Now that the "junk" was found, "GMA" brought in an expert, Paul Vertrano, owner of the Select Salvage Co. website and store in Sea Cliff, N.Y., and self-described "Pawn Star of the East Coast," to see what kind of cash the New Jersey women could be sitting on.
Vertrano began by appraising each of the items collected in the women's homes and identifying what could be sold online, and what should be taken to an electronic or salvage dealer.
It turns out buried inside the New Jersey housewives' "junk" were, in fact, more hidden treasures than they thought.
Those old pins collecting dust in a drawer of Nita Moore's home?
Vertrano estimated her collection could be worth up to $200!
While Moore's more eclectic items like the singing ashtrays aren't valuable without a specific buyer, her pins could fetch as much as $30 to $50 each.
Vertrano recommended Moore sell her pins as a collection on eBay or Craigslist to increase their value, and save her time in posting each item.
Nancy Sapper, it turned out, was the big winner among the four women with her collection of old electronics.
Sapper's check amount? $635!
Her gadgets like old cords, electronics and chargers weren't worth much individually, Vertrano estimated, but the bins full of items quickly added up at $5 or $20 each.

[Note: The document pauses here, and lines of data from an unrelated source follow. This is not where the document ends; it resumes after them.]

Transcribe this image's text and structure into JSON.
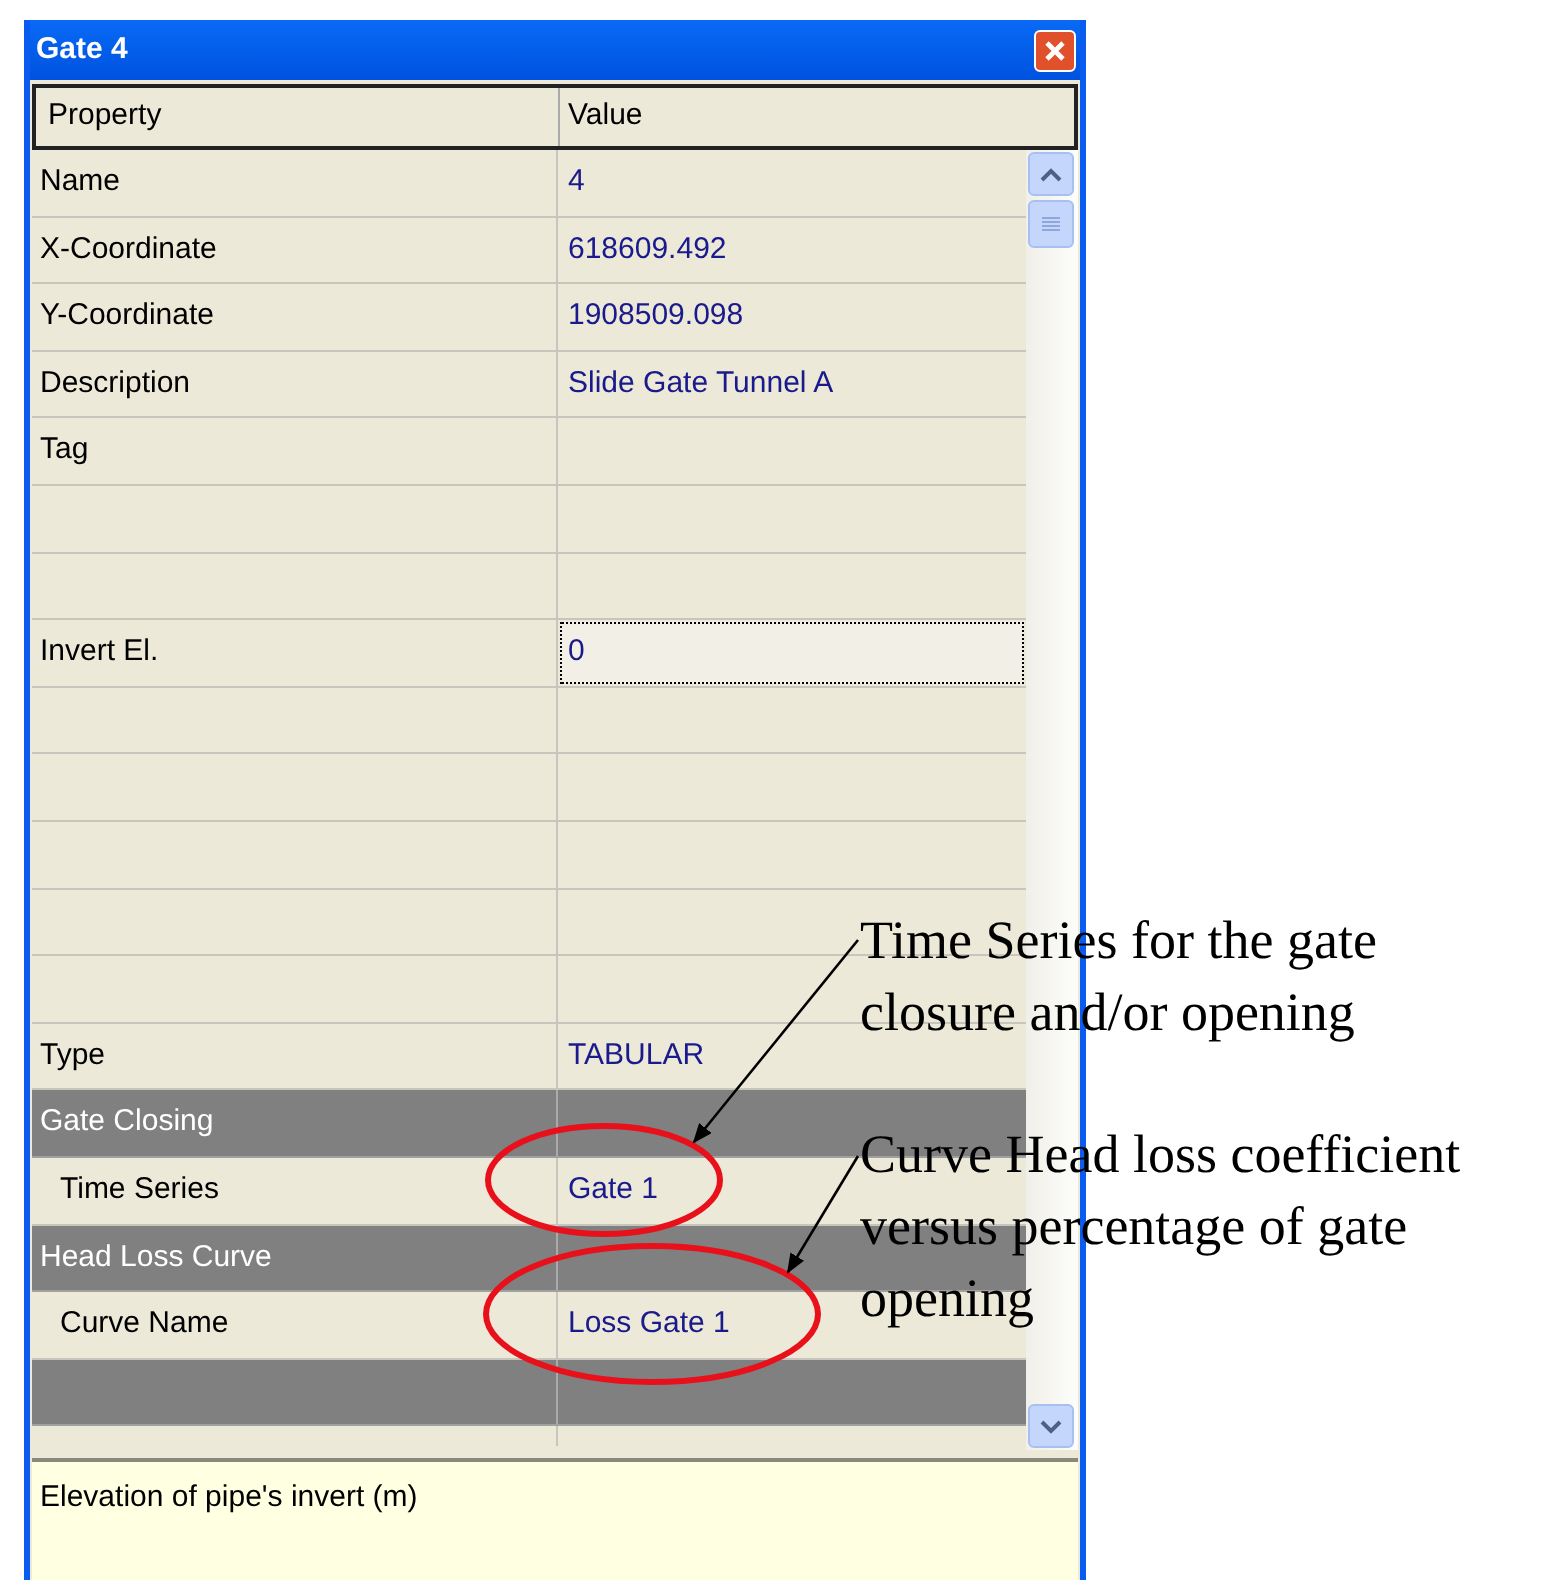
{
  "window": {
    "title": "Gate 4"
  },
  "grid": {
    "columns": [
      "Property",
      "Value"
    ],
    "rows": [
      {
        "kind": "property",
        "label": "Name",
        "value": "4",
        "indented": false,
        "selected": false
      },
      {
        "kind": "property",
        "label": "X-Coordinate",
        "value": "618609.492",
        "indented": false,
        "selected": false
      },
      {
        "kind": "property",
        "label": "Y-Coordinate",
        "value": "1908509.098",
        "indented": false,
        "selected": false
      },
      {
        "kind": "property",
        "label": "Description",
        "value": "Slide Gate Tunnel A",
        "indented": false,
        "selected": false
      },
      {
        "kind": "property",
        "label": "Tag",
        "indented": false,
        "selected": false
      },
      {
        "kind": "property",
        "selected": false
      },
      {
        "kind": "property",
        "selected": false
      },
      {
        "kind": "property",
        "label": "Invert El.",
        "value": "0",
        "indented": false,
        "selected": true
      },
      {
        "kind": "property",
        "selected": false
      },
      {
        "kind": "property",
        "selected": false
      },
      {
        "kind": "property",
        "selected": false
      },
      {
        "kind": "property",
        "selected": false
      },
      {
        "kind": "property",
        "selected": false
      },
      {
        "kind": "property",
        "label": "Type",
        "value": "TABULAR",
        "indented": false,
        "selected": false
      },
      {
        "kind": "category",
        "label": "Gate Closing"
      },
      {
        "kind": "property",
        "label": "Time Series",
        "value": "Gate 1",
        "indented": true,
        "selected": false
      },
      {
        "kind": "category",
        "label": "Head Loss Curve"
      },
      {
        "kind": "property",
        "label": "Curve Name",
        "value": "Loss Gate 1",
        "indented": true,
        "selected": false
      },
      {
        "kind": "category"
      }
    ]
  },
  "description": "Elevation of pipe's invert (m)",
  "annotations": [
    {
      "lines": [
        "Time Series for the gate",
        "closure and/or opening"
      ]
    },
    {
      "lines": [
        "Curve Head loss coefficient",
        "versus percentage of gate",
        "opening"
      ]
    }
  ]
}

Vertrano also offered Sapper $150 alone for the entire collection of old Playbills she had collecting dust in a drawer.
Like Sapper, Jeanette Watters had a huge collection of old gadgets, but her real treasure, Vertrano discovered, was the collection of old CDs she had lying in a basement bin.
Vertrano was willing to buy Watter's CD collection, around 400 discs in all, for $200, but also said she could easily sell them to a salvage dealer or music store for 50 cents to $1 each.
Another tip from Vertrano: download your CDs onto your computer, so you can still play them if you want to, and then sell the hard copies, either online or in a store. This will make you money, and save shelf space.
Finally it was on to the "junk" of Kristen Schwartz who had the bins of VHS tapes, with no VHS player to watch them.
Vertrano estimated that Schwartz's dusty tapes could garner her as much as $180, with each used tape selling for $1 or $2, while her boxed sets of TV shows or old movies could be sold on eBay or bought by a salvage dealer for as much as $20 each.
If you're still questioning whether the effort is worth it, take a tip from the "East Coast Pawn Star" himself.
"There is value to be found in a junk drawer," Vertrano told "GMA."
Even if you can't imagine that any of your junk drawer contents could be turned into cash, it can't hurt to take another look at the old contents lying around your house. Remember, one person's trash is another person's treasure.
Start by separating the contents into piles, and then begin to organize and save what you think is worth reselling and pitching what you know is truly junk.
Then take your new found items to an appraiser or salvage dealer to check their value, or post the items yourself on EBay or Craigslist to sell them directly.